According to reports in the Financial Times, German officials accuse both countries of being reluctant to put pressure on informal money transfer systems such as the hawala system that pushes funds between the West, the Middle East and South Asia.
Many experts believe this is a prime route for terrorist finance, and Pakistan and several Gulf countries have introduced tougher regulation.
The FT says the UK and the US are worried that too harsh a stance would hurt the communities whose relatives back home depend on the financial flows.
Open shell
But the official route presents problems too, German officials told the Wall Street Journal.
Some US states have very light regulation of corporate entities, making it easy to set up "shell" or front companies often used as a key part of the washing of illicit funds.
Delaware is often picked out as a prime example of places where commercial laws hinder investigators trying to find out who really controls a company.

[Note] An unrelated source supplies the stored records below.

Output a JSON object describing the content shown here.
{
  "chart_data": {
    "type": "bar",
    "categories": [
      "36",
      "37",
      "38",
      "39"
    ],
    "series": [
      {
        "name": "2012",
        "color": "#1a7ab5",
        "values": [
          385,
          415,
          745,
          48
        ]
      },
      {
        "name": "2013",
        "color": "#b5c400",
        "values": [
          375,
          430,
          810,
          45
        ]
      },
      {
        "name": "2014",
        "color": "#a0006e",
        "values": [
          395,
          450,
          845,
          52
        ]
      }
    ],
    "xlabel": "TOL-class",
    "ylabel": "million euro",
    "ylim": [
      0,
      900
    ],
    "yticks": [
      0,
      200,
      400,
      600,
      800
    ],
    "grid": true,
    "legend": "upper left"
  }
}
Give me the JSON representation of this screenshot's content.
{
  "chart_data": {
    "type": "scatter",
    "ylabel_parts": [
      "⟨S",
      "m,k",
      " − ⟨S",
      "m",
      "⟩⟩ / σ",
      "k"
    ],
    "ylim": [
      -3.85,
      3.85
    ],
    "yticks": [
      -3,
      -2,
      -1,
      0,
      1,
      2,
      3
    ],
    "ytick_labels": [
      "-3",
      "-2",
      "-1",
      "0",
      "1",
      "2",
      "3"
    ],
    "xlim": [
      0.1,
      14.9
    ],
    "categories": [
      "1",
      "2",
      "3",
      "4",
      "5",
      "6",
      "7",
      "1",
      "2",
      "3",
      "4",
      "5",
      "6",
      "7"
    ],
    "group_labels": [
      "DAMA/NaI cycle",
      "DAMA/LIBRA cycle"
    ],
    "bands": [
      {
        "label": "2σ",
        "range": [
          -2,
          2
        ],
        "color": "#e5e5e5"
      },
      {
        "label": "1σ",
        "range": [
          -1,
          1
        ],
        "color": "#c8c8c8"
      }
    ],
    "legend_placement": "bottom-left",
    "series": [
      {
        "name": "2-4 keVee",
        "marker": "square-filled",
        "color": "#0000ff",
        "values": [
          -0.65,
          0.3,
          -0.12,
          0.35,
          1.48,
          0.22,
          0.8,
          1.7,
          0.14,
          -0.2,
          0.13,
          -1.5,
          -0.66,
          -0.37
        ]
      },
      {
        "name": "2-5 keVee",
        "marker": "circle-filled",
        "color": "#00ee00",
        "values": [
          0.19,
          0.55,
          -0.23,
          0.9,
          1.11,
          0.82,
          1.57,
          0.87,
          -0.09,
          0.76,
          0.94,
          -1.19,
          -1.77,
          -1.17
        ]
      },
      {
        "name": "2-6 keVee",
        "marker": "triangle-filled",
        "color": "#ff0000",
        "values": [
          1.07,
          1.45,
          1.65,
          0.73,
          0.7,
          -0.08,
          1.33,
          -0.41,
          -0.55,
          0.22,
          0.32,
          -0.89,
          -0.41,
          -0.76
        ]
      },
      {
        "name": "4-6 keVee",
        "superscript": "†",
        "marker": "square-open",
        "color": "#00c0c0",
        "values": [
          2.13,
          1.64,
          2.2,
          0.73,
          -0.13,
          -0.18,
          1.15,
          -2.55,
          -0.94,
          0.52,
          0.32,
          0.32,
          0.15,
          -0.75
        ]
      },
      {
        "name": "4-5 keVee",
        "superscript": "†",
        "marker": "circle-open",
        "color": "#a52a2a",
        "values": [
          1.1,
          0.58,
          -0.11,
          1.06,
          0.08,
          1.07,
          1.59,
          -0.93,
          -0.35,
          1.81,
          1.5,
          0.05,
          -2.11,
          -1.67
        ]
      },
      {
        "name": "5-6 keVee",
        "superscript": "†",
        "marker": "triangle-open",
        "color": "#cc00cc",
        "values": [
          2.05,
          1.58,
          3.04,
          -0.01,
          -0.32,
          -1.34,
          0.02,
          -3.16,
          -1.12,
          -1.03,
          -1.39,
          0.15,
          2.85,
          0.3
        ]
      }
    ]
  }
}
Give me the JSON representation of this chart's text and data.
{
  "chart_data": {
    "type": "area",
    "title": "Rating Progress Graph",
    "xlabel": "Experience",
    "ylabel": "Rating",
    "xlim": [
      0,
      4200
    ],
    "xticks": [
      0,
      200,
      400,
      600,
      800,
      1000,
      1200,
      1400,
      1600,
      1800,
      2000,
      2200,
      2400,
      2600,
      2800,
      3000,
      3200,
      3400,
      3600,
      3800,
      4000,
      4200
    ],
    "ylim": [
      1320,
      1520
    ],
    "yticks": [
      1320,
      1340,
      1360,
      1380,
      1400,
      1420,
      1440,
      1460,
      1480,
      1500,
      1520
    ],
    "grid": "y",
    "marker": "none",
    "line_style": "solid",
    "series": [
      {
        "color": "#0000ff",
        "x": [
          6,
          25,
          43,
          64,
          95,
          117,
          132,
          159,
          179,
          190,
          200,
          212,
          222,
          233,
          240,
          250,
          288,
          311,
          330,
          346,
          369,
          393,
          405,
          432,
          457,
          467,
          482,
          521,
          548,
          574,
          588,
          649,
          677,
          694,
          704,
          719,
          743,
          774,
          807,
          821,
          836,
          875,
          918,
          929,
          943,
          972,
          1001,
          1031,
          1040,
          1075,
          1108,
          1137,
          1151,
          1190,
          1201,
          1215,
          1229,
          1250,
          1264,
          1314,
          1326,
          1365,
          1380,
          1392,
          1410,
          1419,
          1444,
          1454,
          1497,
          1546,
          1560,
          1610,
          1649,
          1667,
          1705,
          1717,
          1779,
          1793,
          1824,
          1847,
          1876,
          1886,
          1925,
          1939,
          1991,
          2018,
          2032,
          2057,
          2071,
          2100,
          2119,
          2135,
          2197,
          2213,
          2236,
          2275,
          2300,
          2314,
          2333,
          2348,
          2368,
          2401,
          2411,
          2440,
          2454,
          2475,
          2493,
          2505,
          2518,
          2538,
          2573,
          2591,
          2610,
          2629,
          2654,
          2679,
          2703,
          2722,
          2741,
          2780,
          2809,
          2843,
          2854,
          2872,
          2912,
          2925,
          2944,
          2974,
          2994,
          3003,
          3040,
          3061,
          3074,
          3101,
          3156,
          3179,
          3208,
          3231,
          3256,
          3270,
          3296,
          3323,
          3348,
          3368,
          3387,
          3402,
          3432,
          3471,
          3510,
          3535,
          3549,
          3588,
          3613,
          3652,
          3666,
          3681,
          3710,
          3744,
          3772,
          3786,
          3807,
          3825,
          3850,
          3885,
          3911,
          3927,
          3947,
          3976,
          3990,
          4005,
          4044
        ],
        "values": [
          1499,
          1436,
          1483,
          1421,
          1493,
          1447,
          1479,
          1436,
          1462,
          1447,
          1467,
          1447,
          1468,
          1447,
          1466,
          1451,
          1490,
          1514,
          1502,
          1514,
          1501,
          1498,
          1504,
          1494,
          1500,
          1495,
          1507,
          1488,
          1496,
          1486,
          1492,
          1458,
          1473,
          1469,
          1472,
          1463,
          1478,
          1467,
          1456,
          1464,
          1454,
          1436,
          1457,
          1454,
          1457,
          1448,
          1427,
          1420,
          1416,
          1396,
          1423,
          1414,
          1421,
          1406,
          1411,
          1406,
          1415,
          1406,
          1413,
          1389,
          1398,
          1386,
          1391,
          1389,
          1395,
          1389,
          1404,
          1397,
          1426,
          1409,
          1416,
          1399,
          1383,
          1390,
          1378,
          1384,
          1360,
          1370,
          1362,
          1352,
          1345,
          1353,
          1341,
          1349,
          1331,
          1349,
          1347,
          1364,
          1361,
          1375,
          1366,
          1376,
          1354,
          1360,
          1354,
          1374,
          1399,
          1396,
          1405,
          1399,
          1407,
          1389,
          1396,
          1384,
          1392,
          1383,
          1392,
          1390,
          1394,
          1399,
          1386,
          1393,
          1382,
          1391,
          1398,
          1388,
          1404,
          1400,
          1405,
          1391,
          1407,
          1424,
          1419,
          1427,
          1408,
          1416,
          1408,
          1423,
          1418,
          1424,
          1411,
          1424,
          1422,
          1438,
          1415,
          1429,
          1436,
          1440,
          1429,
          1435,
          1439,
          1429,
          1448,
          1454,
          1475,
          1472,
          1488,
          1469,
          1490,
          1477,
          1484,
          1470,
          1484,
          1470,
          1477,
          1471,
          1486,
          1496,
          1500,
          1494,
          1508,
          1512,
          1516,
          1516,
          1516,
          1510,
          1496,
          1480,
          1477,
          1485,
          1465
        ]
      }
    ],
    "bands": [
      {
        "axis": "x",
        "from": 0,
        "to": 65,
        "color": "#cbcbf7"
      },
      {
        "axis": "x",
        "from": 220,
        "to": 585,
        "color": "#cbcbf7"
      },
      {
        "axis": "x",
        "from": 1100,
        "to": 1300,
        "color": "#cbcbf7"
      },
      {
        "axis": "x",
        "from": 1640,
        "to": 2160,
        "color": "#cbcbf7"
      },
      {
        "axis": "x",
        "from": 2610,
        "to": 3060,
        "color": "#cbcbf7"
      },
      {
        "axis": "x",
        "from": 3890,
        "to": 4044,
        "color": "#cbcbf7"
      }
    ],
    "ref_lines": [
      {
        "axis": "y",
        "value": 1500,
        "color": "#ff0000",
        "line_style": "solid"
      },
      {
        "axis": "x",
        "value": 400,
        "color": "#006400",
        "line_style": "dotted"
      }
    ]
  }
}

The criticisms echo those made by offshore locations such as the British Virgin Islands and the Cayman Islands.
The International Trade and Investment Organisation, the lobby representing small offshore financial centres, published a study last year suggesting that regulation was laxer there and in Hong Kong than it was in ITIO members.
And earlier this month, the UK chapter of international anti-corruption group Transparency International published a report saying that the UK's own controls on money laundering needed to be tightened up.